Artikel
    Veröffentlicht: 08.09.2017
    Von RAINER KÖPSELL

    Ein spannender und erfolgreicher Kampf


    Bürger und Grünen-Politiker zufrieden mit Regelung des Torfabbaus
    Freuten sich über die planerische Reduktion von Torfabbauflächen zugunsten von Grünland: Edgar Weiss, Meta Janssen-Kucz, Frieda Dirks und Garrelt Agena (v. l.).   ©RAINER KÖPSELL
    Freuten sich über die planerische Reduktion von Torfabbauflächen zugunsten von Grünland: Edgar Weiss, Meta Janssen-Kucz, Frieda Dirks und Garrelt Agena (v. l.).   ©RAINER KÖPSELL
    MARCARDSMOOR
     – 

    Wie zum Verwandtenbesuch war der geräumige Wintergarten im Hause Dirks hergerichtet. Eine Tee-Tafel, Gebäck und nach Ostfriesland passendes Geschirr. Ein weiter Blick auf ausgedehnte Grünländereien zwischen den Straßen 1. Reihe und 2. Reihe in Marcardsmoor eröffnete sich den angereisten „Verwandten“ Meta Janssen-Kucz, Niedersachsens Landesvorsitzende von Bündnis90/Die Grünen und Garrelt Agena, grüner Bundestagskandidat im Wahlkreis Aurich-Emden. Eingeladen hatte Frieda Dirks.


    Sie wollte sich, zusammen mit ihrem Stadtratskollegen Edgar Weiss vom „Wiesmoorer Bündnis“, an diesem Nachmittag vor allem bei Meta Janssen-Kucz bedanken. Dank für eine lange und konsequente Unterstützung bei der Neuregelung des Torfabbaus in der Gegend zwischen Wiesmoor und dem Ems-Jade-Kanal.


    Nach der ursprünglichen Ausweisung in maßgeblichen Landesplanungswerken hätten noch große Flächen in diesem Gebiet Vorrang für Torfabbau gehabt. „Wenn das alles umgesetzt worden wäre, hätten sich hier für unser Dorf erhebliche Probleme ergeben.
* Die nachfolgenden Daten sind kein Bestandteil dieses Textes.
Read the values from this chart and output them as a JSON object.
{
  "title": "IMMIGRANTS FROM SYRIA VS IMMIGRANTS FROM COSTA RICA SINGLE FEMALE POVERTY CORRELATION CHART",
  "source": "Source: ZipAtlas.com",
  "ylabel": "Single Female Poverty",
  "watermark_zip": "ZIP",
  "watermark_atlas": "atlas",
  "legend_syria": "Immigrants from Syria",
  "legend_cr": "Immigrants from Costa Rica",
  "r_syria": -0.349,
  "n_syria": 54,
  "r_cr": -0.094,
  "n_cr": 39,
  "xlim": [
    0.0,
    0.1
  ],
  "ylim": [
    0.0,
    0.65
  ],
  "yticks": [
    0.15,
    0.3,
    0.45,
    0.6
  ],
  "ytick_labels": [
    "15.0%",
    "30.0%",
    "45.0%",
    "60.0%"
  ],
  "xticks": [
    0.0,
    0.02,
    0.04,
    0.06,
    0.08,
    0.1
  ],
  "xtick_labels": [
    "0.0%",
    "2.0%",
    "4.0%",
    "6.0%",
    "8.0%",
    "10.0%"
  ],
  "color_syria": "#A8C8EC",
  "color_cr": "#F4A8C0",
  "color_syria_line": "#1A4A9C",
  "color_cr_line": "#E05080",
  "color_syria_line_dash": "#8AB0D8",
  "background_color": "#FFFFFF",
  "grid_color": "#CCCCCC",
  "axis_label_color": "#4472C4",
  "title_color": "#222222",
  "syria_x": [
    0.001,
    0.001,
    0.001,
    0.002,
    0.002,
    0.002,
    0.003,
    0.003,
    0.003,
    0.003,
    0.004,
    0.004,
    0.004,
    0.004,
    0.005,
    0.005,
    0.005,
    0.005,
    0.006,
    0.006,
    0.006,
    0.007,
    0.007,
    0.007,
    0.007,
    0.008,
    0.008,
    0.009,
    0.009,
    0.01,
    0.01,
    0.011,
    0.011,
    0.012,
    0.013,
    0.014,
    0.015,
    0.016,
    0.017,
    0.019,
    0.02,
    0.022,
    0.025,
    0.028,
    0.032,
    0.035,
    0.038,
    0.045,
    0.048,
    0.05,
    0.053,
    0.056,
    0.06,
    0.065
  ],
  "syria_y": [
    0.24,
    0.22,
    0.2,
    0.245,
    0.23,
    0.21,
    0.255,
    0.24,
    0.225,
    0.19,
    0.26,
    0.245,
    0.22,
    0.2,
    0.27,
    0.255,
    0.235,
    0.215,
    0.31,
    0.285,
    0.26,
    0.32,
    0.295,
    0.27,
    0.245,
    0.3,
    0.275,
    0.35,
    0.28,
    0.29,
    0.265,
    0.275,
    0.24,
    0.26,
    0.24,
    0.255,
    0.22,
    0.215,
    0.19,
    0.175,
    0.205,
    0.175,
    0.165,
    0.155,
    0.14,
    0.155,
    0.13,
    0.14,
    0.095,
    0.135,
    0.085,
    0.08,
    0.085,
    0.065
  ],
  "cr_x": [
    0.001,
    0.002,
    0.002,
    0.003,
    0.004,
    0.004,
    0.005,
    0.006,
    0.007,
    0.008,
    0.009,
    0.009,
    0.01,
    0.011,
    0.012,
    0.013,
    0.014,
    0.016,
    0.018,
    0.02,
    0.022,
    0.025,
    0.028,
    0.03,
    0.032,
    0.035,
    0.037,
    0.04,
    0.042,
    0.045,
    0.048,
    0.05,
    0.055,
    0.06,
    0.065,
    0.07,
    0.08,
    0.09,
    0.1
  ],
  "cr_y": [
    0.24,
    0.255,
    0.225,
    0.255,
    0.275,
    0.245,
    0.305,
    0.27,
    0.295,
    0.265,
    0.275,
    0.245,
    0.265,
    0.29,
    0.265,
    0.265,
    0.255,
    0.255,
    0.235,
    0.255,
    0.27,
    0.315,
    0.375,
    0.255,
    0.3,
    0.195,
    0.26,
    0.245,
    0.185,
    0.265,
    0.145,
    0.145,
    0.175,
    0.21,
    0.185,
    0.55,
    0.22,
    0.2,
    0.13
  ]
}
Für Natur, Landschaftsbild, Gebäude und unsere überwiegend auf Grünland basierte Landwirtschaft“, erklärte Frieda Dirks die Situation vor der Veränderung der Planungsvorgaben.


    „Für die Grünen ist es schon lange ein Ziel, den industriellen Abbau von Torf zu verringern. Die immense CO2-Bindung in Mooren, die dort herrschende Artenvielfalt, und die Eignung ursprünglicher Landschaften für den Tourismus treibt unsere Politik da an“, führte Meta Janssen-Kucz aus.


    Letztlich haben die Bemühungen zu einem Ergebnis geführt, das sich aus Sicht von Frieda Dirks und Edgar Weiss sowie den Grünen-Politikern sehen lassen kann. Landesweit konnten zum Torfabbau vorgesehene Vorrangflächen im geplanten neuen Landesraumordnungsprogramm von 21300 Hektar auf 3500 Hektar reduziert werden. Und im Bereich Wiesmoor – Marcardsmoor verringern sich diese Flächen von 900 Hektar auf 78 Hektar.


    Für das Umfeld von Marcardsmoor wird ein jetzt erarbeitetes Integriertes Gebietsentwicklungskonzept (IGEK) in die Regionalplanung einfließen. Wie immer seien solche Konzepte ein Kompromiss zwischen den Zielen verschiedener Interessengruppen. Aus der Sicht Einzelner könnten manche Dinge besser geregelt sein, aber im IGEK habe man letztlich einen optimalen gemeinsamen Nenner gefunden. Die geforderten Nutz- und Schutzfunktionen würden damit erfüllt und in mittlerer Zukunft auch Tourismus- und Erholungsfunktionen, so Frieda Dirks. Mit einem Blick über ausgedehntes Grünland mit Gras, das auf nicht angerührter Torfschicht wächst, ergänzte Edgar Weiss: „Diese grüne Gegend hier gefällt mir viel besser als eine schwarze“. Seine Bemerkung – in diesem Fall mehr auf Landschaftsnutzung als auf Politik gemünzt.